運用作業に逼迫され、開発に注力し切れなかった過去


キヤノン 八木田 隆氏

 キヤノンが提供するCanon Business Imaging Onlineは、同社の複合機に付随するサービスだ。印刷体験をより良いものにするため顧客向けに提供している。

 「昨今、人々の印刷方法がPC経由のみならず、モバイルデバイスやクラウドサービスを経由するなど、印刷を取り巻く環境が変化しています」と話すのは、AWS導入を主導したキヤノン 映像事務機器事業本部 主席の八木田 隆氏だ。

 Canon Business Imaging Onlineは、Salesforceの営業支援SaaS(Software as a Service)「Sales Cloud」や顧客サービス支援SaaS「Service Cloud」などのサービスと連係し、帳票を多様な形態で出力・印刷する。また複合機には定期的なメンテナンスがつきものだが、こうした運用管理の負担を軽減する機能も備える。

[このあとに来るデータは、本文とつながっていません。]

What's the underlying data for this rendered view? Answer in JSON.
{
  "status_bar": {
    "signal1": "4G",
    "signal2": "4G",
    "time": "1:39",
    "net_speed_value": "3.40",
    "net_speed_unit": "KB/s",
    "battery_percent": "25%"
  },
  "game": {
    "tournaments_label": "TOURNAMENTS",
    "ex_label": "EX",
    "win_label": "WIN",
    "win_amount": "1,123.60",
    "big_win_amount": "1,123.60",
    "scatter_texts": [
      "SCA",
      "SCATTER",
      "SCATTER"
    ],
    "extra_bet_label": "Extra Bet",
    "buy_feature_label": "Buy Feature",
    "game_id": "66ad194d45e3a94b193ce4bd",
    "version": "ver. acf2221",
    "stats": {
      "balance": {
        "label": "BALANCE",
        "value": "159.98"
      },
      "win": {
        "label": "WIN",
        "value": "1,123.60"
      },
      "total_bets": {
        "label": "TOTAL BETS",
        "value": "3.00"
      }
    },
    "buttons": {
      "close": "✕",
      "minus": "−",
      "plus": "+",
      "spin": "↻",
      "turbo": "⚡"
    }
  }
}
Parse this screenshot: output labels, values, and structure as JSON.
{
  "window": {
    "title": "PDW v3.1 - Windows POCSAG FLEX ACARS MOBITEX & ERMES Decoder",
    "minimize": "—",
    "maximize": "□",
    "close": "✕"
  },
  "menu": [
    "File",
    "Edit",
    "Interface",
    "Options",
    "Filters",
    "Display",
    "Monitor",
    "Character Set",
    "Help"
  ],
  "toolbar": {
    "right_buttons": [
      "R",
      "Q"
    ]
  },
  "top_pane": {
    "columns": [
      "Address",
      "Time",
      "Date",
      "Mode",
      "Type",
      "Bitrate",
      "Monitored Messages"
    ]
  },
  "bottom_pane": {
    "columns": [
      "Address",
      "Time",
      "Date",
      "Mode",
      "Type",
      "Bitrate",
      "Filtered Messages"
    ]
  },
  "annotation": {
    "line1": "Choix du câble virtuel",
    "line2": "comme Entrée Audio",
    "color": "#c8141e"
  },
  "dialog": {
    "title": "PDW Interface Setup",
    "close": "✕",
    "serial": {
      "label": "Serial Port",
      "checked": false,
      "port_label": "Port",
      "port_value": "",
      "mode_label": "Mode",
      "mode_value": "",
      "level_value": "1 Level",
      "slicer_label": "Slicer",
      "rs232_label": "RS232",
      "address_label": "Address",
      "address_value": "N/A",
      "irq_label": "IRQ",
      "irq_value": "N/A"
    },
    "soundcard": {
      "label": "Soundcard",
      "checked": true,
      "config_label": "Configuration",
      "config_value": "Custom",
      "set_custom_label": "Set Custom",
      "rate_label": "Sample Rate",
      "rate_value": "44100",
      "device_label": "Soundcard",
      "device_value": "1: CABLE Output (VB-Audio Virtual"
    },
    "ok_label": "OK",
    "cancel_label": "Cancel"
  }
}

 キヤノンは当初、同サービスを自社で開発・運用していた。可能な限り運用を自動化してきたが、機能数や顧客数の増加に伴い運用管理の負担は大きくなる一方だった。インフラの運用管理に半分以上の時間を割かなければならず、新機能の実装に十分な時間を割り当てられずにいたという。

 「新機能のリリースは四半期に1回がやっとでした。お客さまからのご要望が次の更新に間に合わない場合は、お応えするまで半年もかかっていました。お客さまからは、開発スピードの向上が求められていました」(八木田氏)

 こうした状況を改善すべく検討したのがクラウドへの移行だ。

 八木田氏は、初めてAWSに触れたときに衝撃を受けたと話す。「われわれも運用の自動化を頑張ってきましたが、ここまで高性能で使いやすい、高い稼働率のクラウドは作れないと思いました」。AWSをまねすることも考えたが、開発チームの人数や開発に掛かるコストを考えると「同じようなものを自社で作るよりも、既にあるAWSを使う方が早いという結論に至りました」と同氏は述べる。